人都是贪得无厌的,一开始还是只想做一个跟随就好了,结果为了满足自己的奇葩需求,索性就加了一些其他功能。
源码
using System.Collections;
using Godot;
namespace GoDogKit
{
/// <summary>
/// A highly customizable camera that automatically follows a target.
/// </summary>
public partial class AutoCamera2D : Camera2D
{
/// <summary>
/// The target to follow.
/// </summary>
[Export] public Node2D FollowTarget { get; set; } = null;
/// <summary>
/// Defines the maximum distance from the target to follow. Does not effect to the predict behaviour.
/// </summary>
[Export] public float FollowClamp { get; set; } = 1.0f;
/// <summary>
/// Defines the camera's behaviour when following the target.
/// </summary>
public enum BehaviourType
{
/// <summary>
/// Follows the target normally. Results in global position copying.
/// </summary>
Normal,
/// <summary>
/// Smoothly follows the target in a given duration. Results in global position interpolation.
/// </summary>
Inching,
/// <summary>
/// Follow the target with a constant speed. It can be faster or slower than the target's speed.
/// If the follow speed equals or exceeds the target's speed, results just like the Normal behaviour.

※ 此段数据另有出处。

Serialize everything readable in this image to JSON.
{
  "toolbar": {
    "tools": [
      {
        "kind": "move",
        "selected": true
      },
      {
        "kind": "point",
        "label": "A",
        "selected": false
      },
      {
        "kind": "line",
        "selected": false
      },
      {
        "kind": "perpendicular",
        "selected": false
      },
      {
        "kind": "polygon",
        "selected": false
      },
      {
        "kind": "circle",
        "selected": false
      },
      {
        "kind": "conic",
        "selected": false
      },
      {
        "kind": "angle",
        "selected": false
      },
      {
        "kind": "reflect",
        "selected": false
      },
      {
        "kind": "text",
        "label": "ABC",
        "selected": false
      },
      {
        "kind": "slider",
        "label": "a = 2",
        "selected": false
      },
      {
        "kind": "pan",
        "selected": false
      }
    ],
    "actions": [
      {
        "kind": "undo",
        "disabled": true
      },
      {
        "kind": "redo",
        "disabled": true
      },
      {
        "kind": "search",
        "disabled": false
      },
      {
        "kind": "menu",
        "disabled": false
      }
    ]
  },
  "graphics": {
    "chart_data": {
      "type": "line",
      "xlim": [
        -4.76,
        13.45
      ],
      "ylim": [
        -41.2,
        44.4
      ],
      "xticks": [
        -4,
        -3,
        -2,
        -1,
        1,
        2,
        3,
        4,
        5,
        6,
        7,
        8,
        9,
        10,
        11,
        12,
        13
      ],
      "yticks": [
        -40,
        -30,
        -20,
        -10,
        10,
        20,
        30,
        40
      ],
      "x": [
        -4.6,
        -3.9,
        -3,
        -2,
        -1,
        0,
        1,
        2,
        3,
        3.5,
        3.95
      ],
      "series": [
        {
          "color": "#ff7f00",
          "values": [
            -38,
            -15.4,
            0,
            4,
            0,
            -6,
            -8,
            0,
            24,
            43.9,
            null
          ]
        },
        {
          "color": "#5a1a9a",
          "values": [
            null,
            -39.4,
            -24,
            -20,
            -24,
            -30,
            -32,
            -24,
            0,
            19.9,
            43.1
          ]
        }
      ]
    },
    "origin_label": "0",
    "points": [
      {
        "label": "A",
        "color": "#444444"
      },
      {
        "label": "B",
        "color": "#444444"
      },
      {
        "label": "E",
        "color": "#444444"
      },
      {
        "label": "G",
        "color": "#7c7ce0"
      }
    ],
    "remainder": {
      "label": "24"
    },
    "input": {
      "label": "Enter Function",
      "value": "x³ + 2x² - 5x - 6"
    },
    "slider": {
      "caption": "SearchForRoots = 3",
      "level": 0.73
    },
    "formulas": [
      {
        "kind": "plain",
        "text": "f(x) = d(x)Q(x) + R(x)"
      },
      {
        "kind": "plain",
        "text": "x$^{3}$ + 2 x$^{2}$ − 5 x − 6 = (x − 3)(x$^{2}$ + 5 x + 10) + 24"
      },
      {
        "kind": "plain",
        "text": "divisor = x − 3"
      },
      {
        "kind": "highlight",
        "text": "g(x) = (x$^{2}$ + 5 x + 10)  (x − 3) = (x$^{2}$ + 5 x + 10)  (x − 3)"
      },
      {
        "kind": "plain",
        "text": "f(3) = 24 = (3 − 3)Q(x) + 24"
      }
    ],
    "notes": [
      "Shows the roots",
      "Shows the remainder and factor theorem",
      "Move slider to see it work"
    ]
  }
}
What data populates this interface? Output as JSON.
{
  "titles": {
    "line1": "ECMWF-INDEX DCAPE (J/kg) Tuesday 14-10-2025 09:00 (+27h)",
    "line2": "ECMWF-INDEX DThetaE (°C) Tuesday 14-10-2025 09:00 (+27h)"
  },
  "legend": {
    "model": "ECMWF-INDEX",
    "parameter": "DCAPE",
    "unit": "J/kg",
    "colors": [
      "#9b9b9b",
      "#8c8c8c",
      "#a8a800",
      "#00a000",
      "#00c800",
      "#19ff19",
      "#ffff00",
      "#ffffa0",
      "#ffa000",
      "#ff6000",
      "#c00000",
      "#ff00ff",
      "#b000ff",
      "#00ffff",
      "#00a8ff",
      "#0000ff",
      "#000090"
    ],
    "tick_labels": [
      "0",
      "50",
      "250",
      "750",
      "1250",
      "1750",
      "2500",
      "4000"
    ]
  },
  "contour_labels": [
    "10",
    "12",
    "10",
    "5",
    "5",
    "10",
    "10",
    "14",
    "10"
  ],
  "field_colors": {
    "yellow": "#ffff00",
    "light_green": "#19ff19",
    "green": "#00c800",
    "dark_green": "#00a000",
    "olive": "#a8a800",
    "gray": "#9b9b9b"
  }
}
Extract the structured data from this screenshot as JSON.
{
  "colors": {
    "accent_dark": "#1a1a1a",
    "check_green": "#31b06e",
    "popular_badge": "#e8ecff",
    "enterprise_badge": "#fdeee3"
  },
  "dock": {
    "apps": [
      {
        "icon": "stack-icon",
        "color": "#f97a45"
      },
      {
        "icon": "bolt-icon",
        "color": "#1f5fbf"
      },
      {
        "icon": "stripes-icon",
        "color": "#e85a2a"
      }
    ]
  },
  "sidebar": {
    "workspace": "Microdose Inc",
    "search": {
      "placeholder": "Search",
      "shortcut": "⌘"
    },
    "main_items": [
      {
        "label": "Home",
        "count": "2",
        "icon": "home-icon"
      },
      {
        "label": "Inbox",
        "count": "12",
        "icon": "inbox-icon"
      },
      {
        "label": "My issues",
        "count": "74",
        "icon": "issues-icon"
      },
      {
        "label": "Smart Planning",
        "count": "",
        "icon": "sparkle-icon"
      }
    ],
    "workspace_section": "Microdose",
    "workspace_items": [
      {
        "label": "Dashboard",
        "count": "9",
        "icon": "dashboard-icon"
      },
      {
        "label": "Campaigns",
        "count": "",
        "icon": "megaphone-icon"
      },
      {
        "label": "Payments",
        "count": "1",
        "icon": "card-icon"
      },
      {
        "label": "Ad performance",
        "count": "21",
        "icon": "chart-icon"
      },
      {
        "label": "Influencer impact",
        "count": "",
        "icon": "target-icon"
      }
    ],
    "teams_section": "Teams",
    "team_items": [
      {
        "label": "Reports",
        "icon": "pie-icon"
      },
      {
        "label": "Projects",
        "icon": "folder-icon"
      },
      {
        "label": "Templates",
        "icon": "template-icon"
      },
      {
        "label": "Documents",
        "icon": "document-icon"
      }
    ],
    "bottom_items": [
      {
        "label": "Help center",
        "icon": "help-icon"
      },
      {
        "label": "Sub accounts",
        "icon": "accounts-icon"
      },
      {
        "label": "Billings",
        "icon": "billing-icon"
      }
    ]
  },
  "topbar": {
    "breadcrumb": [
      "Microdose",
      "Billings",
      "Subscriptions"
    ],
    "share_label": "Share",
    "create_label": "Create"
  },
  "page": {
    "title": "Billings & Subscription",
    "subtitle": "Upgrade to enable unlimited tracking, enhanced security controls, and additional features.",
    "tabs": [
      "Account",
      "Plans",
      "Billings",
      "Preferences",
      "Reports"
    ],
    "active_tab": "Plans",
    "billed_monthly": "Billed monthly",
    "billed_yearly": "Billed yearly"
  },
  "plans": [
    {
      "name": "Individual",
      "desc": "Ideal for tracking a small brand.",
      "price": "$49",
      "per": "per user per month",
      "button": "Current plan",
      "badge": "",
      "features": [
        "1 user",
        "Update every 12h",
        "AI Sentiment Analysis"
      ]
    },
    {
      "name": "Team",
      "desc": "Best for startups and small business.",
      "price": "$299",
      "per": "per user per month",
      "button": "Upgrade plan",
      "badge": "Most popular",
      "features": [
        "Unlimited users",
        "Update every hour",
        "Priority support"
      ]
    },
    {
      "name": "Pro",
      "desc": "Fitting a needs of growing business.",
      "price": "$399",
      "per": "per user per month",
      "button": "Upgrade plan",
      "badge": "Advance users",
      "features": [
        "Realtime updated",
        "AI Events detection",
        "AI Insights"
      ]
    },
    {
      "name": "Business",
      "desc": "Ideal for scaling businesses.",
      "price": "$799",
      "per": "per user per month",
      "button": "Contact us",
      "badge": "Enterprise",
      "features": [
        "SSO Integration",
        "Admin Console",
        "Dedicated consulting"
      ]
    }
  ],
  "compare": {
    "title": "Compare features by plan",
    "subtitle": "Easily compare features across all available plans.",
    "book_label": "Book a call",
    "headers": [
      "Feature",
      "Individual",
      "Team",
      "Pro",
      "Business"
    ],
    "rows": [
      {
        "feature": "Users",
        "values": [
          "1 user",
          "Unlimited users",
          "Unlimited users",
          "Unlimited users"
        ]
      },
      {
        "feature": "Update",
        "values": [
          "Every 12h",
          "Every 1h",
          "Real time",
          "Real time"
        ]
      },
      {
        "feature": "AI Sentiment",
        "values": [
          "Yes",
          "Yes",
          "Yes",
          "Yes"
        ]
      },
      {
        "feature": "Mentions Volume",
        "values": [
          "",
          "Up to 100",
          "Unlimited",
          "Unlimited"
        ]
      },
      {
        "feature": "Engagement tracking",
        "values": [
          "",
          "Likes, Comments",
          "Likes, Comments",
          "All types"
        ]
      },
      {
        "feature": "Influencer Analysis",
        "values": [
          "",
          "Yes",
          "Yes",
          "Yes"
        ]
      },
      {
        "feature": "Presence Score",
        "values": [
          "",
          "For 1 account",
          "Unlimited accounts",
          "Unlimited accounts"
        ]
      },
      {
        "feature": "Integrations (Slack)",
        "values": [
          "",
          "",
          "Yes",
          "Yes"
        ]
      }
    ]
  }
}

/// If the follow speed is slower than the target's speed, the camera will
/// be clamped within a given distance from the target aka max distance.
/// </summary>
Slow,
/// <summary>
/// Follow the target with predictive behaviour.
/// It predicts the target's movement based on its last position.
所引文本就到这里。